This could basically be a daily use PC + Phone for 199$? Quite impressive.

2 comments

"Daily use" might be a biiit of a stretch with this hardware, but it'll be functional.

I think Pinephone 2, whenever that happens, will be a much more practical convergence device. Pine64's plans to upgrade to the RK3566 SOC in their low-power devices look very promising.

I made a couple videos on convergence already (https://linmob.net, my video channels are linked). In a recent live stream (I’ll definitely publish that segment) I used Gnome 3 on the docked PinePhone and it was surprisingly good.
If you are waiting for "Pinephone 2", take a look at Librem 5: https://puri.sm/products/librem-5
$800? The ram is 3GB so wondering what the huge jump in price is.
Yeah those are valid points about the better quality material/more capability/development/non-outsourced hardware/people. I guess that's tough though as you can get a nice Android/other phone for $800 but yeah.

Tinfoil-hat engaged... the Shenzhen thing idk while it has physical switches have I personally routed those switches to check the devices are actually off. I've kind of given up on that kind of thinking anyway since I don't tape up my phone's webcams/mic/battery off/faraday cage/led container/etc haha.

Anyway sorry tangent, I'm not really getting Linux phones with privacy as main intent just the idea of a "desktop experience" on a phone is great.

> Tinfoil-hat engaged...

This is a valid concern. Purism publishes schematics and x-ray images, so anyone can search for hardware backdoors themselves.

https://source.puri.sm/Librem5/community-wiki/-/wikis/Freque...

In addition, there is "Made in USA" version of the phone for $2000.

Profit margin expectations.
Unless you're used to running on a low-end Chromebook as a daily driver, no.
I'd like to be optimistic wrt future software performance on this model as well. Linux isn't Android where user apps are written to run under a virtual machine and development has to deal with the Java monoculture (Android still doesn't have low latency audio for this exact reason). However, some Python apps that on a powerful desktop run at high speed might be taxed by the Pinephone comparatively slow hardware, so native compiled code would be the solution to give a significant speed bump to most Pinephone userland applications.
C++ apps tax the Pinephone hardware. It's just not very fast vs user expectations today. More generally you can't just recompile desktop Linux apps on mobile and expect much in terms of responsiveness/battery life. While I'm with you re: not wanting to be stuck in a proprietary ecosystem, it does have one advantage: you must specifically target the platform in order to do much useful on it which typically includes platform-specific optimizations so it performs well.

It's an interesting conundrum: right now I can probably get 90% of Linux GUI software running on my Pinephone.
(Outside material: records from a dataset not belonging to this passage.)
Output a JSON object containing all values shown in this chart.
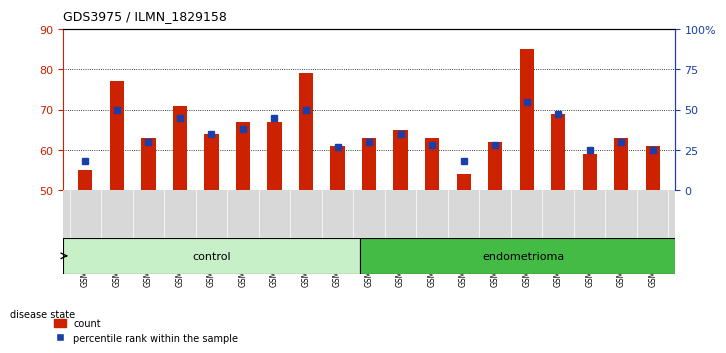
{
  "title": "GDS3975 / ILMN_1829158",
  "samples": [
    "GSM572752",
    "GSM572753",
    "GSM572754",
    "GSM572755",
    "GSM572756",
    "GSM572757",
    "GSM572761",
    "GSM572762",
    "GSM572764",
    "GSM572747",
    "GSM572748",
    "GSM572749",
    "GSM572750",
    "GSM572751",
    "GSM572758",
    "GSM572759",
    "GSM572760",
    "GSM572763",
    "GSM572765"
  ],
  "red_values": [
    55,
    77,
    63,
    71,
    64,
    67,
    67,
    79,
    61,
    63,
    65,
    63,
    54,
    62,
    85,
    69,
    59,
    63,
    61
  ],
  "blue_pct": [
    18,
    50,
    30,
    45,
    35,
    38,
    45,
    50,
    27,
    30,
    35,
    28,
    18,
    28,
    55,
    47,
    25,
    30,
    25
  ],
  "ylim_left": [
    50,
    90
  ],
  "ylim_right": [
    0,
    100
  ],
  "yticks_left": [
    50,
    60,
    70,
    80,
    90
  ],
  "yticks_right": [
    0,
    25,
    50,
    75,
    100
  ],
  "ytick_right_labels": [
    "0",
    "25",
    "50",
    "75",
    "100%"
  ],
  "control_count": 9,
  "endometrioma_count": 10,
  "bar_color": "#cc2200",
  "blue_color": "#1a3eaa",
  "control_color_light": "#c8f0c8",
  "control_color_dark": "#44bb44",
  "bg_color": "#d8d8d8",
  "bar_width": 0.45
}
The problem is, it's so slow and painful to use that I don't want to. I'd much rather see the critical 5% of the software (browsers etc) optimized for mobile. I think we'll get there in time, but it's still early days.
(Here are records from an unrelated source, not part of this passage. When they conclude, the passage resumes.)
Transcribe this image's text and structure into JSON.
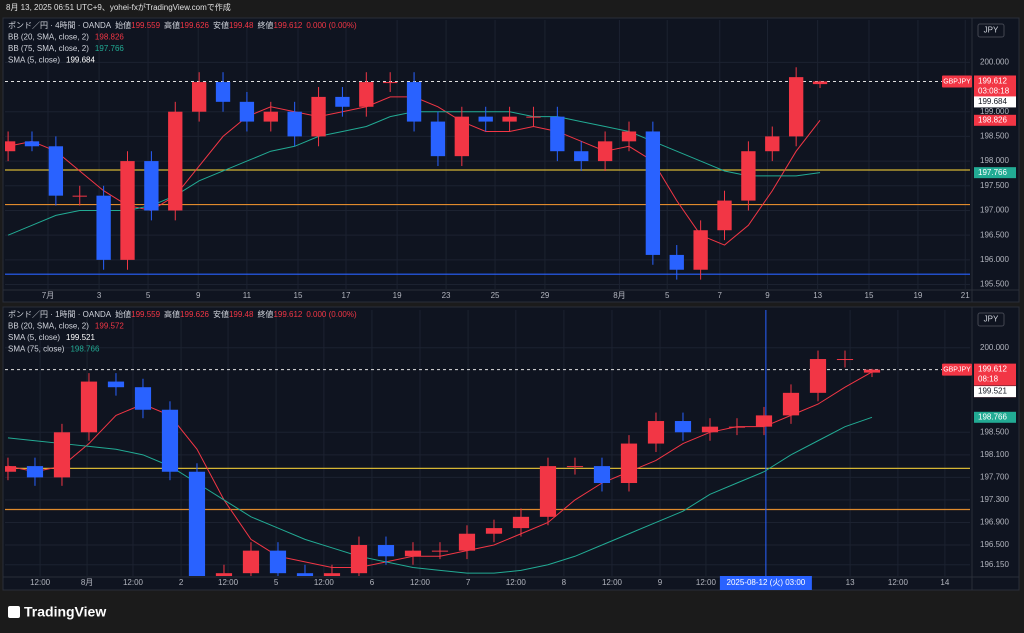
{
  "caption": "8月 13, 2025 06:51 UTC+9、yohei-fxがTradingView.comで作成",
  "footer": "TradingView",
  "chart_data": [
    {
      "type": "candlestick",
      "title": "ポンド／円 · 4時間 · OANDA",
      "currency": "JPY",
      "symbol": "GBPJPY",
      "countdown": "03:08:18",
      "ohlc": [
        {
          "label": "始値",
          "value": 199.559
        },
        {
          "label": "高値",
          "value": 199.626
        },
        {
          "label": "安値",
          "value": 199.48
        },
        {
          "label": "終値",
          "value": 199.612
        }
      ],
      "change": "0.000 (0.00%)",
      "indicators": [
        {
          "name": "BB (20, SMA, close, 2)",
          "value": 198.826,
          "color": "#f23645"
        },
        {
          "name": "BB (75, SMA, close, 2)",
          "value": 197.766,
          "color": "#22ab94"
        },
        {
          "name": "SMA (5, close)",
          "value": 199.684,
          "color": "#ffffff"
        }
      ],
      "up_color": "#f23645",
      "down_color": "#2962ff",
      "open": [
        198.2,
        198.4,
        198.3,
        197.3,
        197.3,
        196.0,
        198.0,
        197.0,
        199.0,
        199.6,
        199.2,
        198.8,
        199.0,
        198.5,
        199.3,
        199.1,
        199.6,
        199.6,
        198.8,
        198.1,
        198.9,
        198.8,
        198.9,
        198.9,
        198.2,
        198.0,
        198.4,
        198.6,
        196.1,
        195.8,
        196.6,
        197.2,
        198.2,
        198.5,
        199.559
      ],
      "high": [
        198.6,
        198.6,
        198.5,
        197.5,
        197.5,
        198.2,
        198.2,
        199.2,
        199.8,
        199.8,
        199.4,
        199.2,
        199.2,
        199.5,
        199.5,
        199.8,
        199.8,
        199.8,
        199.0,
        199.1,
        199.1,
        199.1,
        199.1,
        199.1,
        198.4,
        198.6,
        198.8,
        198.8,
        196.3,
        196.8,
        197.4,
        198.4,
        198.7,
        199.9,
        199.626
      ],
      "low": [
        198.0,
        198.2,
        197.1,
        197.1,
        195.8,
        195.8,
        196.8,
        196.8,
        198.8,
        199.0,
        198.6,
        198.6,
        198.3,
        198.3,
        198.9,
        198.9,
        199.4,
        198.6,
        197.9,
        197.9,
        198.6,
        198.6,
        198.7,
        198.0,
        197.8,
        197.8,
        198.2,
        195.9,
        195.6,
        195.6,
        196.4,
        197.0,
        198.0,
        198.3,
        199.48
      ],
      "close": [
        198.4,
        198.3,
        197.3,
        197.3,
        196.0,
        198.0,
        197.0,
        199.0,
        199.6,
        199.2,
        198.8,
        199.0,
        198.5,
        199.3,
        199.1,
        199.6,
        199.6,
        198.8,
        198.1,
        198.9,
        198.8,
        198.9,
        198.9,
        198.2,
        198.0,
        198.4,
        198.6,
        196.1,
        195.8,
        196.6,
        197.2,
        198.2,
        198.5,
        199.7,
        199.612
      ],
      "lines": [
        {
          "color": "#f23645",
          "values": [
            198.3,
            198.4,
            198.2,
            197.8,
            197.4,
            197.1,
            197.0,
            197.3,
            197.9,
            198.5,
            198.9,
            199.1,
            199.0,
            198.9,
            199.0,
            199.1,
            199.3,
            199.3,
            199.1,
            198.8,
            198.6,
            198.6,
            198.7,
            198.6,
            198.4,
            198.2,
            198.3,
            198.0,
            197.2,
            196.5,
            196.3,
            196.7,
            197.4,
            198.2,
            198.826
          ]
        },
        {
          "color": "#22ab94",
          "values": [
            196.5,
            196.7,
            196.9,
            197.0,
            197.0,
            197.0,
            197.1,
            197.3,
            197.6,
            197.8,
            198.0,
            198.2,
            198.3,
            198.5,
            198.6,
            198.7,
            198.9,
            199.0,
            199.0,
            199.0,
            199.0,
            199.0,
            198.9,
            198.9,
            198.8,
            198.7,
            198.6,
            198.4,
            198.2,
            198.0,
            197.8,
            197.7,
            197.7,
            197.7,
            197.766
          ]
        }
      ],
      "levels": [
        {
          "value": 197.82,
          "color": "#d4b534"
        },
        {
          "value": 197.12,
          "color": "#e08a2c"
        },
        {
          "value": 195.71,
          "color": "#2962ff"
        }
      ],
      "xlim": [
        -0.13,
        40.28
      ],
      "xticks": [
        {
          "value": 1.67,
          "label": "7月"
        },
        {
          "value": 3.81,
          "label": "3"
        },
        {
          "value": 5.86,
          "label": "5"
        },
        {
          "value": 7.96,
          "label": "9"
        },
        {
          "value": 10.0,
          "label": "11"
        },
        {
          "value": 12.14,
          "label": "15"
        },
        {
          "value": 14.15,
          "label": "17"
        },
        {
          "value": 16.29,
          "label": "19"
        },
        {
          "value": 18.34,
          "label": "23"
        },
        {
          "value": 20.39,
          "label": "25"
        },
        {
          "value": 22.48,
          "label": "29"
        },
        {
          "value": 25.6,
          "label": "8月"
        },
        {
          "value": 27.6,
          "label": "5"
        },
        {
          "value": 29.8,
          "label": "7"
        },
        {
          "value": 31.8,
          "label": "9"
        },
        {
          "value": 33.9,
          "label": "13"
        },
        {
          "value": 36.05,
          "label": "15"
        },
        {
          "value": 38.1,
          "label": "19"
        },
        {
          "value": 40.08,
          "label": "21"
        }
      ],
      "ylim": [
        195.41,
        200.857
      ],
      "yticks": [
        {
          "value": 195.5,
          "label": "195.500"
        },
        {
          "value": 196,
          "label": "196.000"
        },
        {
          "value": 196.5,
          "label": "196.500"
        },
        {
          "value": 197,
          "label": "197.000"
        },
        {
          "value": 197.5,
          "label": "197.500"
        },
        {
          "value": 198,
          "label": "198.000"
        },
        {
          "value": 198.5,
          "label": "198.500"
        },
        {
          "value": 199,
          "label": "199.000"
        },
        {
          "value": 200,
          "label": "200.000"
        }
      ]
    },
    {
      "type": "candlestick",
      "title": "ポンド／円 · 1時間 · OANDA",
      "currency": "JPY",
      "symbol": "GBPJPY",
      "countdown": "08:18",
      "ohlc": [
        {
          "label": "始値",
          "value": 199.559
        },
        {
          "label": "高値",
          "value": 199.626
        },
        {
          "label": "安値",
          "value": 199.48
        },
        {
          "label": "終値",
          "value": 199.612
        }
      ],
      "change": "0.000 (0.00%)",
      "indicators": [
        {
          "name": "BB (20, SMA, close, 2)",
          "value": 199.572,
          "color": "#f23645"
        },
        {
          "name": "SMA (5, close)",
          "value": 199.521,
          "color": "#ffffff"
        },
        {
          "name": "SMA (75, close)",
          "value": 198.766,
          "color": "#22ab94"
        }
      ],
      "up_color": "#f23645",
      "down_color": "#2962ff",
      "open": [
        197.8,
        197.9,
        197.7,
        198.5,
        199.4,
        199.3,
        198.9,
        197.8,
        195.9,
        196.0,
        196.4,
        196.0,
        195.9,
        196.0,
        196.5,
        196.3,
        196.4,
        196.4,
        196.7,
        196.8,
        197.0,
        197.9,
        197.9,
        197.6,
        198.3,
        198.7,
        198.5,
        198.6,
        198.6,
        198.8,
        199.2,
        199.8,
        199.559
      ],
      "high": [
        198.05,
        198.05,
        198.65,
        199.55,
        199.55,
        199.45,
        199.05,
        197.95,
        196.15,
        196.55,
        196.55,
        196.15,
        196.15,
        196.65,
        196.65,
        196.55,
        196.55,
        196.85,
        196.95,
        197.15,
        198.05,
        198.05,
        198.05,
        198.45,
        198.85,
        198.85,
        198.75,
        198.75,
        198.95,
        199.35,
        199.95,
        199.95,
        199.626
      ],
      "low": [
        197.65,
        197.55,
        197.55,
        198.35,
        199.15,
        198.75,
        197.65,
        195.75,
        195.75,
        195.85,
        195.85,
        195.75,
        195.75,
        195.85,
        196.15,
        196.15,
        196.25,
        196.25,
        196.55,
        196.65,
        196.85,
        197.75,
        197.45,
        197.45,
        198.15,
        198.35,
        198.35,
        198.45,
        198.45,
        198.65,
        199.05,
        199.65,
        199.48
      ],
      "close": [
        197.9,
        197.7,
        198.5,
        199.4,
        199.3,
        198.9,
        197.8,
        195.9,
        196.0,
        196.4,
        196.0,
        195.9,
        196.0,
        196.5,
        196.3,
        196.4,
        196.4,
        196.7,
        196.8,
        197.0,
        197.9,
        197.9,
        197.6,
        198.3,
        198.7,
        198.5,
        198.6,
        198.6,
        198.8,
        199.2,
        199.8,
        199.8,
        199.612
      ],
      "lines": [
        {
          "color": "#f23645",
          "values": [
            197.9,
            197.8,
            197.9,
            198.3,
            198.8,
            199.0,
            198.8,
            198.2,
            197.3,
            196.6,
            196.3,
            196.2,
            196.1,
            196.1,
            196.2,
            196.3,
            196.3,
            196.4,
            196.5,
            196.7,
            196.9,
            197.3,
            197.6,
            197.8,
            198.0,
            198.3,
            198.5,
            198.6,
            198.6,
            198.8,
            199.0,
            199.3,
            199.572
          ]
        },
        {
          "color": "#22ab94",
          "values": [
            198.4,
            198.35,
            198.3,
            198.25,
            198.2,
            198.1,
            197.9,
            197.6,
            197.3,
            197.0,
            196.8,
            196.6,
            196.45,
            196.3,
            196.2,
            196.1,
            196.05,
            196.0,
            196.0,
            196.05,
            196.15,
            196.3,
            196.5,
            196.7,
            196.9,
            197.1,
            197.4,
            197.6,
            197.8,
            198.1,
            198.35,
            198.6,
            198.766
          ]
        }
      ],
      "levels": [
        {
          "value": 197.86,
          "color": "#d4b534"
        },
        {
          "value": 197.13,
          "color": "#e08a2c"
        }
      ],
      "crosshair": {
        "value": 28.07,
        "label": "2025-08-12 (火)   03:00"
      },
      "xlim": [
        -0.11,
        35.63
      ],
      "xticks": [
        {
          "value": 1.19,
          "label": "12:00"
        },
        {
          "value": 2.93,
          "label": "8月"
        },
        {
          "value": 4.63,
          "label": "12:00"
        },
        {
          "value": 6.41,
          "label": "2"
        },
        {
          "value": 8.15,
          "label": "12:00"
        },
        {
          "value": 9.93,
          "label": "5"
        },
        {
          "value": 11.7,
          "label": "12:00"
        },
        {
          "value": 13.48,
          "label": "6"
        },
        {
          "value": 15.26,
          "label": "12:00"
        },
        {
          "value": 17.04,
          "label": "7"
        },
        {
          "value": 18.81,
          "label": "12:00"
        },
        {
          "value": 20.59,
          "label": "8"
        },
        {
          "value": 22.37,
          "label": "12:00"
        },
        {
          "value": 24.15,
          "label": "9"
        },
        {
          "value": 25.85,
          "label": "12:00"
        },
        {
          "value": 31.19,
          "label": "13"
        },
        {
          "value": 32.96,
          "label": "12:00"
        },
        {
          "value": 34.7,
          "label": "14"
        }
      ],
      "ylim": [
        195.95,
        200.67
      ],
      "yticks": [
        {
          "value": 196.15,
          "label": "196.150"
        },
        {
          "value": 196.5,
          "label": "196.500"
        },
        {
          "value": 196.9,
          "label": "196.900"
        },
        {
          "value": 197.3,
          "label": "197.300"
        },
        {
          "value": 197.7,
          "label": "197.700"
        },
        {
          "value": 198.1,
          "label": "198.100"
        },
        {
          "value": 198.5,
          "label": "198.500"
        },
        {
          "value": 200,
          "label": "200.000"
        }
      ]
    }
  ]
}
I started coding in C++ back in 1992, with Turbo C++ 1.0 for MS-DOS, followed by Turbo C++ for Windows 3.1, with the Object Windows Library.
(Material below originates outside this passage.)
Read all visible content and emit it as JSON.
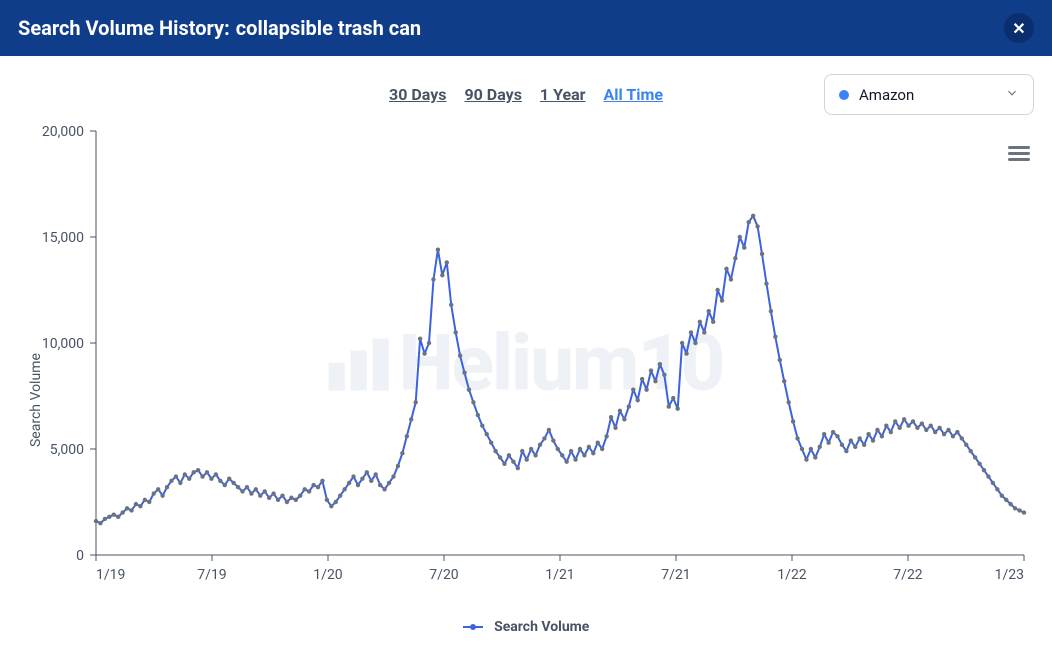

A 386SX running on 20 MHz with turbo mode on, with 2 MB RAM.

Something has gone quite wrong when the Pinephone hardware cannot keep up with C++ apps.

> Android still doesn't have low latency audio for this exact reason

It surely does, https://developer.android.com/ndk/guides/audio/aaudio/aaudio

Also Java and Kotlin on Android are native compiled code since Android 5.

GNOME shows me where the Linux "performance" is heading.